Among Terms of Endearment‘s many tear-jerking moments, the most operatic pits Aurora against hospital nurses. Her daughter Emma is dying of cancer and her painkillers aren’t delivered at the expected hour. Aurora circles the nurses’ station, pounding on the countertop and yelling, “I don’t understand why [my daughter] has to have this pain. All she has to do is hold out until 10, and it’s past 10! Give my daughter the shot!” If Aurora can’t save Emma, she believes she can ease her suffering.
Alas, poor Dante Remus Lazarescu (Ion Fiscuteanu), the ailing protagonist of Cristi Puiu’s absurdist film, The Death of Mr. Lazarescu, has no advocate like Aurora. The 62-year-old widower, stricken with a severe headache and stomach pain, is caught for hours in the bureaucratic limbo of the Romanian hospital system. The film, a potent combination of satire, cautionary tale, and nightmare, offers no theatrical performances or manipulative soundtrack. Instead, it relies on superbly controlled plotting and Fiscuteanu’s spirited, complex performance to convey Lazarescu’s dire situation.
From the start, the audience is confined with the whiskered, barrel-chested Mr. Lazarescu as he awaits medical care in Bucharest. Cinematographer Oleg Mutu frames nearly every scene in long-take medium shots, creating an almost claustrophobic intimacy. The several hospitals’ ghastly bluish-green lighting adds a nauseating pallor to the images, and Lazarescu’s ambulance rides emphasize its failing shock absorbers, every bump in the road exacerbating his symptoms.
Confined to gurneys and beds, Fiscuteanu conveys Lazarescu’s gradual dissolution with subtle eye movements and vocal modulations. Soon the slightest slur in his speech fills us with alarm. He suffers assorted indignities (incontinence, nudity, public rebukes), but maintains a simultaneous vulnerability and feistiness, never pitiful, but wronged by a mix of chance and indifference.
Helplessly we watch Lazarescu’s health deteriorate throughout the night, as doctors listlessly examine his charts, berate him for drinking too much, or ignore him to attend to victims of a catastrophic bus accident. The paramedic (Luminita Gheorghiu) who ushers him from ER to ER suffers from her own gallbladder ailment, and as she gets nothing but grief from the attending physicians, eventually decides she just needs to get back the stretcher she’s been using for Lazarescu.
Even during his decline, he worries about his pets and his plants. As he’s being escorted from his apartment to the ambulance, he pleads with his neighbors (Doru Ana and Dana Dogaru) to look after his cats: “It breaks my heart to leave them all alone.” His struggles deserve witness, so for two-and-a-half hours, we watch, we wait, and we hope that a doctor will accurately diagnose Lazarescu’s complaints and cure him.
The Death of Mr. Lazarescu
Ion Fiscuteanu, Luminita Gheorghiu, Doru Ana, Dana Dogaru
US theatrical: 26 Apr 2006 (Limited release)
Our investment in the face of others’ indifference or ignorance risks our feeling smugly superior, but we aware of the film’s title and know Lazarescu’s fate while the characters onscreen do not. Puiu grants us this privileged position not to make us feel better about ourselves but rather to guarantee that Lazarescu is taken seriously by someone.
In Now Toronto, Puiu, a self-professed hypochondriac, has disclosed that he once suffered from crippling anxieties about his health, which doctors dismissed.
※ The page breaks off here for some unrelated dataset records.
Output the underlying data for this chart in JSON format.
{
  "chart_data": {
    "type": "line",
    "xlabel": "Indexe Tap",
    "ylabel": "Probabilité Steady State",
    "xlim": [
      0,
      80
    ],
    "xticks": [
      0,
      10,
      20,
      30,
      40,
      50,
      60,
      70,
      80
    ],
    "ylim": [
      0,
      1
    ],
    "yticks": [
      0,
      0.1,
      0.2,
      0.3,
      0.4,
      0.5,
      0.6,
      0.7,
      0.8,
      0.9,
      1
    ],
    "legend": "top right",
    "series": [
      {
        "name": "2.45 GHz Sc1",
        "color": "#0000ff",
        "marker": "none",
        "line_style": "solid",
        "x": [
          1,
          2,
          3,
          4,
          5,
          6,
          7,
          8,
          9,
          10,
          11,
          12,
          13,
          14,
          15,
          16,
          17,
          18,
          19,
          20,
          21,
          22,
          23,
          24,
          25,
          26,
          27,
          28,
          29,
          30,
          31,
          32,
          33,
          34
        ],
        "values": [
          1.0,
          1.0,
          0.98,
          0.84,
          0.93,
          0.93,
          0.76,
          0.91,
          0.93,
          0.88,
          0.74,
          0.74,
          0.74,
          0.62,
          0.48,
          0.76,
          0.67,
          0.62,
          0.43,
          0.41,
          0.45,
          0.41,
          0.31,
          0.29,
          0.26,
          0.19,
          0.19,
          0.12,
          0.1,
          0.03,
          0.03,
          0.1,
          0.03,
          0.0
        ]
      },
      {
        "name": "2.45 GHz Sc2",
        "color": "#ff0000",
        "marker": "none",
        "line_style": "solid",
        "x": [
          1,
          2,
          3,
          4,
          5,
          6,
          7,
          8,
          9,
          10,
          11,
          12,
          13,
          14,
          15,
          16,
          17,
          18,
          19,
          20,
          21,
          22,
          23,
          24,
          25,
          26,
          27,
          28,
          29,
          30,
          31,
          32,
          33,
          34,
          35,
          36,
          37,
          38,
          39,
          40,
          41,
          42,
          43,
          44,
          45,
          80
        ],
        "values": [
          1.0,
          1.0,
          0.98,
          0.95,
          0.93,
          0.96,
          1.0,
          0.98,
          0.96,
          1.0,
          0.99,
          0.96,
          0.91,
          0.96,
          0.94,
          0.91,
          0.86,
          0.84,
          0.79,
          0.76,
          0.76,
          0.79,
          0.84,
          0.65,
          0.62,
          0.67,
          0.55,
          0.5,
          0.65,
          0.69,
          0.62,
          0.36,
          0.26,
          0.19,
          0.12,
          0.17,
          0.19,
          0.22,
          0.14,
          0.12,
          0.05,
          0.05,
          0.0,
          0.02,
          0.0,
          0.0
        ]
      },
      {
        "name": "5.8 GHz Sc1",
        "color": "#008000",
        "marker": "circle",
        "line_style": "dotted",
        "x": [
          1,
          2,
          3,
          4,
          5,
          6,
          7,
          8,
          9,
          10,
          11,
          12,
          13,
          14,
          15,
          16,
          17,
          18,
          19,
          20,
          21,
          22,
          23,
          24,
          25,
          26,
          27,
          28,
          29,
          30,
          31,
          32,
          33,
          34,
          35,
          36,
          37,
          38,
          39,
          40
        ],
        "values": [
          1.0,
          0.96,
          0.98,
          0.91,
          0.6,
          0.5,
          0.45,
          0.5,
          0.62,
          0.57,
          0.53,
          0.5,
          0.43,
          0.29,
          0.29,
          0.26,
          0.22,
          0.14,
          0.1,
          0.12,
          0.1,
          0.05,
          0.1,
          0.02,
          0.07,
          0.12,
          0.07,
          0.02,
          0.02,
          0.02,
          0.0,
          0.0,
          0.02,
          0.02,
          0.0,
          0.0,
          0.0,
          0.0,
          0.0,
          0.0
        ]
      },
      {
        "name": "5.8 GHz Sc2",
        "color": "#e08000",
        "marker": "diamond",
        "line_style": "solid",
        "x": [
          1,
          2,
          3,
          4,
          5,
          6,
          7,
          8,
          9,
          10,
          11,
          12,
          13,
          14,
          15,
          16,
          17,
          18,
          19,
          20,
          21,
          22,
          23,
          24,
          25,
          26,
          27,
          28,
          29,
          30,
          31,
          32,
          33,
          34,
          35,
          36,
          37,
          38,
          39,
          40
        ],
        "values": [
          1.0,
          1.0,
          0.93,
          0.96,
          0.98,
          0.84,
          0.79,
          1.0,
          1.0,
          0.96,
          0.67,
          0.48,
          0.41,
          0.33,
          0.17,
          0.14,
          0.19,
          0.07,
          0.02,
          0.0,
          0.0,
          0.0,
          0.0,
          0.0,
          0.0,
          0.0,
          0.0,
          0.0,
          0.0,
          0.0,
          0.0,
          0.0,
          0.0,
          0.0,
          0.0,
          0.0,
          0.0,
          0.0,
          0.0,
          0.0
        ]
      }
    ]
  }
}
A stark indictment of the health-care industry, the film is also a hypochondriac’s revenge fantasy. Mr. Lazarescu is actually sick, and we are right to worry. (For the hypochondriac, feeling legitimized is almost as important as feeling well: he isn’t as deluded as everyone thinks.) For Puiu’s critique of the system to carry the most weight, Mr. Lazarescu’s prognosis must be dire—and we must be aware of that from the beginning.
The poor widower ends up naked on a hospital table, his head shaved in preparation for upcoming surgery, poised to leave this world much in the same way he entered it. And even though we’ve always known this ending, the movie leaves us with remorse, pondering all the “if onlys.” If only Lazarescu had kept his apartment a little tidier, maybe his judgmental neighbors would have been quicker to escort him to the hospital. If only he hadn’t taken a drink earlier in the day, maybe his symptoms wouldn’t have been dismissed as the result of a hangover. If only there hadn’t been a bus accident the night he fell ill, maybe he would have received care in a timely manner.
Indeed, if only Lazarescu had wandered into a slick American melodrama, maybe he would’ve had an Aurora on his side, someone to make sure he received the relief he needed. In a film like that, he and the audience would have been granted catharsis, rather than the inescapable certainty of death and alienation. But Mr. Lazarescu is far from Hollywood.